48. (1) La mesure de renvoi est exécutoire depuis sa prise d’effet dès lors qu’elle ne fait pas l’objet d’un sursis.

Conséquence

(2) L’étranger visé par la mesure de renvoi exécutoire doit immédiatement quitter le territoire du Canada, la mesure devant être appliquée dès que les circonstances le permettent.

 

Enforceable removal order

48. (1) A removal order is enforceable if it has come into force and is not stayed.

Effect

(2) If a removal order is enforceable, the foreign national against whom it was made must leave Canada immediately and it must be enforced as soon as is reasonably practicable.

 

 

[43]           Normalement, une décision discrétionnaire suppose une évaluation des faits dans le contexte juridique pertinent. Il va de soi dans une décision discrétionnaire que le décideur, en l’espèce l’agent de renvoi, puisse rendre une décision positive ou négative en se fondant sur la législation applicable. Le paragraphe 48(2), en soi, ne fournit aucune directive.

 

[44]           La jurisprudence énonce clairement que les agents de renvoi n’ont qu’un pouvoir discrétionnaire limité de différer l’exécution d’une mesure de renvoi. Je renvoie aux décisions Wang c. Canada (Ministre de la Citoyenneté et de l’Immigration), 2001 CFPI 148, [2001] 3 C.F. 682; Bastien c. Canada (Ministre de la Citoyenneté et de l’Immigration), 2006 CF 711, 306 F.T.R. 33; Hailu c. Canada (Procureur général), (2005), 2005 CF 229, 27 Admin. L.R. (4th) 222; J.B. c. Canada (Procureur général), 2004 CF 1720, [2004] A.C.F. no 2094, et Boniowski c. Canada (Ministre de la Citoyenneté et de l’Immigration), 2004 CF 1161, 44 Imm. L.R. (3d) 31 (C.F.).

 

[45]           Dans le cadre d’observations additionnelles, l’avocat du défendeur a prétendu que le récent arrêt de la Cour suprême du Canada Dunsmuir c. New Brunswick, 2008 CSC 9, n’a pas radicalement changé le « visage du droit administratif » au point d’écarter l’arrêt Maple Lodge Farms Ltd. c. Gouvernement du Canada, [1982] 2 R.C.S. 2. Aux pages 7 et 8 de cet arrêt, le juge McIntyre a affirmé ce qui suit :

En interprétant des lois semblables à celles qui sont visées en l'espèce et qui mettent en place des arrangements administratifs souvent compliqués et importants, les tribunaux devraient, pour autant que les textes législatifs le permettent, donner effet à ces dispositions de manière à permettre aux organismes administratifs ainsi créés de fonctionner efficacement comme les textes le veulent.
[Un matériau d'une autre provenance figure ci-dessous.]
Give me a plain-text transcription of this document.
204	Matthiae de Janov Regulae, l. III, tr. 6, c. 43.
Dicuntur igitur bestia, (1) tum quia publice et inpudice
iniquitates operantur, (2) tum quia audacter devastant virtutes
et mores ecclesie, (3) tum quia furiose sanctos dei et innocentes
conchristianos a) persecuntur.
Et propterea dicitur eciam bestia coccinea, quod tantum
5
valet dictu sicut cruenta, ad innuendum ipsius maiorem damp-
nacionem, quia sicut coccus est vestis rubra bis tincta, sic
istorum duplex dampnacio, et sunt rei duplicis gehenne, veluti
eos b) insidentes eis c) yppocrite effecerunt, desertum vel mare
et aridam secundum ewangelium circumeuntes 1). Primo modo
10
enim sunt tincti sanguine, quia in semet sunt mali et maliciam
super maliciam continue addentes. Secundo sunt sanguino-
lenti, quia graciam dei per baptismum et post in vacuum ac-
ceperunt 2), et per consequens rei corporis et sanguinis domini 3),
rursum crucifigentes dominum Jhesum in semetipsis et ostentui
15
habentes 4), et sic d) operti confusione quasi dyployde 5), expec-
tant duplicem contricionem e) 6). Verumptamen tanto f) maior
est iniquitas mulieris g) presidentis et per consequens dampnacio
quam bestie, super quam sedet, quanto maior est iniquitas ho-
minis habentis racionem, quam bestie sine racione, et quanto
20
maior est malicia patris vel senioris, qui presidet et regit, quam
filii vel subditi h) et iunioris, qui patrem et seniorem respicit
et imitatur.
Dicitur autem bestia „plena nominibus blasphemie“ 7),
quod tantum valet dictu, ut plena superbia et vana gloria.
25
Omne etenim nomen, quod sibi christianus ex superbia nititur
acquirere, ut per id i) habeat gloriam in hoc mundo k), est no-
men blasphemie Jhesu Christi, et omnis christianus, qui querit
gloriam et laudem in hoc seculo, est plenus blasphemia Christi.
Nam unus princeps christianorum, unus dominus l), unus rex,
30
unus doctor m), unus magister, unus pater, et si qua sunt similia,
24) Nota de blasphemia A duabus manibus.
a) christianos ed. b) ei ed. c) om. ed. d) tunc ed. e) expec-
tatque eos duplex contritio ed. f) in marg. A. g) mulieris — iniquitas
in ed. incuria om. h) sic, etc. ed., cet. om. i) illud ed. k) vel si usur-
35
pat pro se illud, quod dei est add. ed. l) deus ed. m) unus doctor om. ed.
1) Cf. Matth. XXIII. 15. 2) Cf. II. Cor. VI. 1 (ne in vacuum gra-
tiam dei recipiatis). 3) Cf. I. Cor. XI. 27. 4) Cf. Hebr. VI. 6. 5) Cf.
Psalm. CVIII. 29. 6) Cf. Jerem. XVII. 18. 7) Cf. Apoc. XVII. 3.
A mon avis, lorsqu'elles examinent des textes de ce genre, les cours devraient, si c'est possible, éviter les interprétations strictes et formalistes et essayer de donner effet à l'intention du législateur appliquée à l'arrangement administratif en cause. C'est aussi une règle bien établie que les cours ne doivent pas s'ingérer dans l'exercice qu'un organisme désigné par la loi fait d'un pouvoir discrétionnaire simplement parce que la cour aurait exercé ce pouvoir différemment si la responsabilité lui en avait incombé. Lorsque le pouvoir discrétionnaire accordé par la loi a été exercé de bonne foi et, si nécessaire, conformément aux principes de justice naturelle, si on ne s'est pas fondé sur des considérations inappropriées ou étrangères à l'objet de la loi, les cours ne devraient pas modifier la décision.

 

 

[46]           À mon avis, l’agent a commis une erreur lorsqu’il a refusé la demande visant à différer le renvoi du demandeur parce qu’il a fait fi d’éléments de preuve pertinents, en particulier la preuve au dossier concernant la santé mentale du demandeur. À cet égard, je renvoie aux transcriptions de l’audience tenue devant la Section d’arbitrage de la Commission de l’immigration le 12 juillet 1999. La transcription démontre clairement que le président de l’audience avait des soupçons à propos de la santé mentale du demandeur et de sa capacité à comprendre la nature de l’instance où il était en cause.

 

[47]           L’agent a aussi fait fi du rapport médical du Dr Jerry Cooper, psychiatre au Humber River Regional Hospital, daté du 13 octobre 1999. Dans ce rapport, le Dr Cooper exprimait l’opinion que le demandeur pouvait être sujet à un [traduction] « processus schizophrénique ». À son avis, le demandeur n’était pas en mesure de comprendre la nécessité d’interjeter appel de la mesure d’expulsion.

 

[48]           Ce rapport médical, rédigé peu après le contrôle de la détention tenu le 12 juillet 1999, où le président de l’audience avait exprimé des doutes semblables au sujet de la capacité du demandeur à comprendre ce qui se passait, était un élément de preuve pertinent. À mon avis, les notes de l’agent ne démontrent pas qu’il en a tenu compte. Au contraire, ces notes donnent à penser qu’il a ignoré cet élément de preuve pertinent.

 

[49]           Selon ses notes au dossier, l’agent a tenu compte des « faits » que constituent l’impécuniosité du demandeur, l’absence d’adresse permanente et les manquements aux conditions de remise en liberté antérieurs lorsqu’il a refusé la demande de report. À mon avis, ces facteurs sont non pertinents ou étrangers à la question de savoir si le renvoi du demandeur devait être différé.

 

[50]           Au moment où le demandeur a sollicité le report de son renvoi, le principal motif de cette demande était la requête pendante à la SAI visant la prorogation du délai pour interjeter appel de la mesure d’expulsion prononcée en 1998. Le dépôt de l’avis d’appel soulevait des questions d’équité procédurale. Les notes de l’agent comportaient son opinion personnelle voulant que le fait que le demandeur n’ait pas déposé l’avis d’appel en 1998 était dû au manque de diligence de celui-ci. Cette opinion est contredite par les éléments de preuve soumis à l’agent : voir le Dossier du tribunal, à la page 57. À mon avis, l’agent a soit fait fi des éléments de preuve pertinents, soit les a mal compris.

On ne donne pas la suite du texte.